Boeing has been given permission by the US Federal Aviation Administration to carry out test flights of its 787 Dreamliner aircraft.
It has been allowed to run test flights "in defined airspace over unpopulated areas" and only after extensive pre-flight testing and inspections.
It is hoped the flights will help collect vital airborne data about the performance of the aircraft’s batteries.
Boeing and its airline customers were ordered to ground the entire fleet of 787s last month after two incidents involving the battery.
In one, a battery on the plane caught fire while another flight was forced to make an emergency landing when the battery malfunctioned.
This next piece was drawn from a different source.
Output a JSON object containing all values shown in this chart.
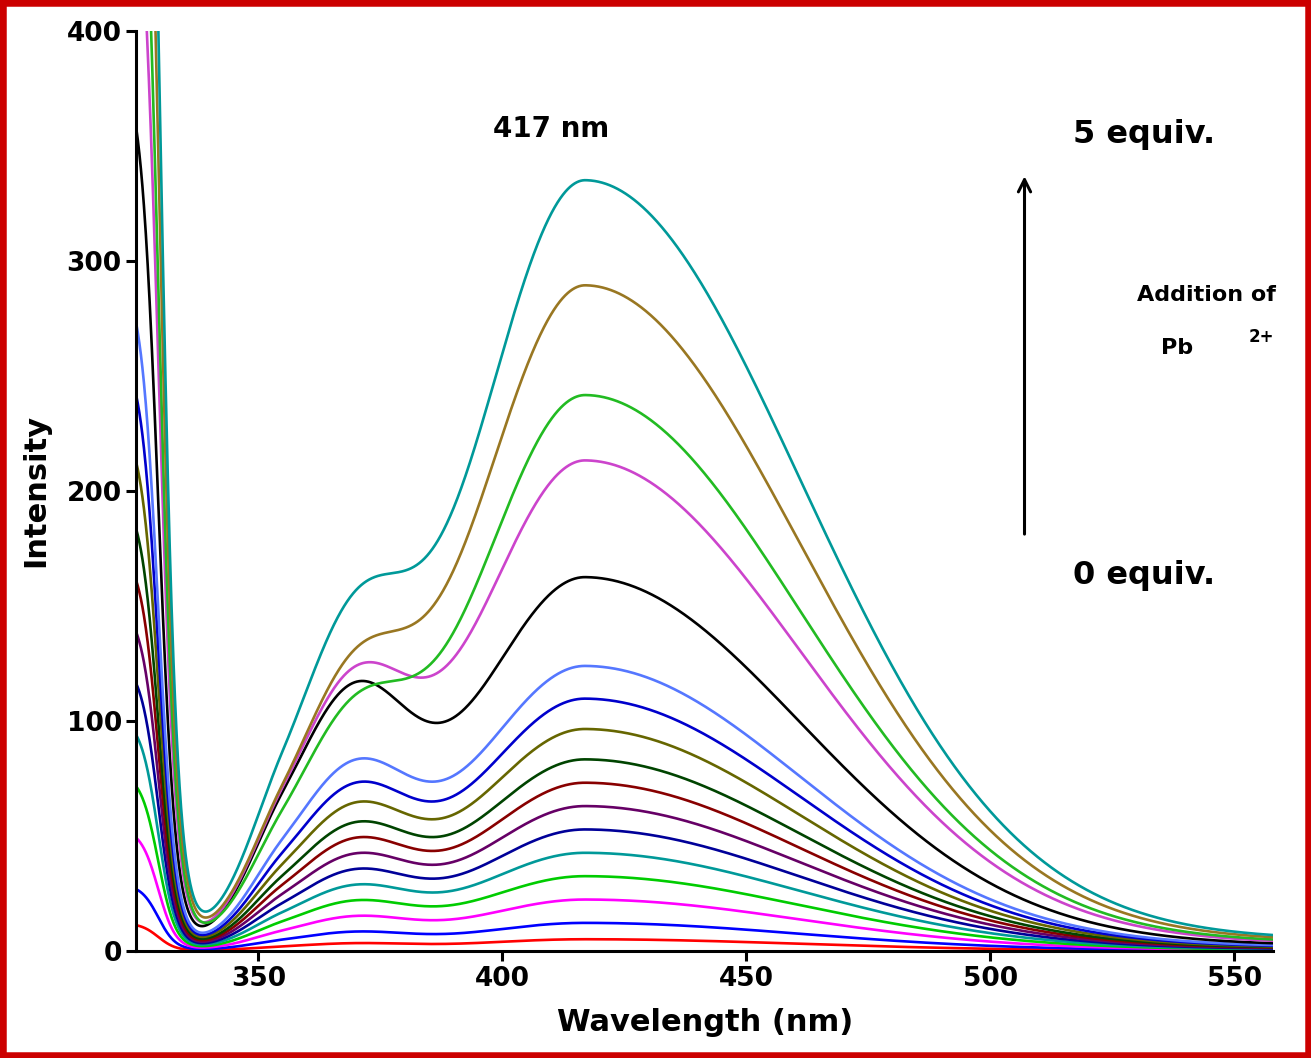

Meanwhile, another US regulator, the National Transportation Safety Board (NTSB), said the initial tests carried out by Boeing on the Dreamliner batteries missed the high risk of fire.
NTSB head, Deborah Hersman, said initial safety checks and approval were given under the assumption that the lithium-ion batteries would produce smoke less than once in every 10 million flight hours.
But there have already been two battery fires since the 787 entered commercial service, in which time it has only clocked up 100,000 hours of flight-time.
The NTSB said Boeing’s tests also overlooked the fact that overheating in one battery cell could spread to the others, causing a fire.
Both of these issues need to be readdressed, said Hersman.
The NTSB hopes to produce an interim factual report within 30 days, but it will not be a final report.
TUI is due to take delivery of the Dreamliner in May.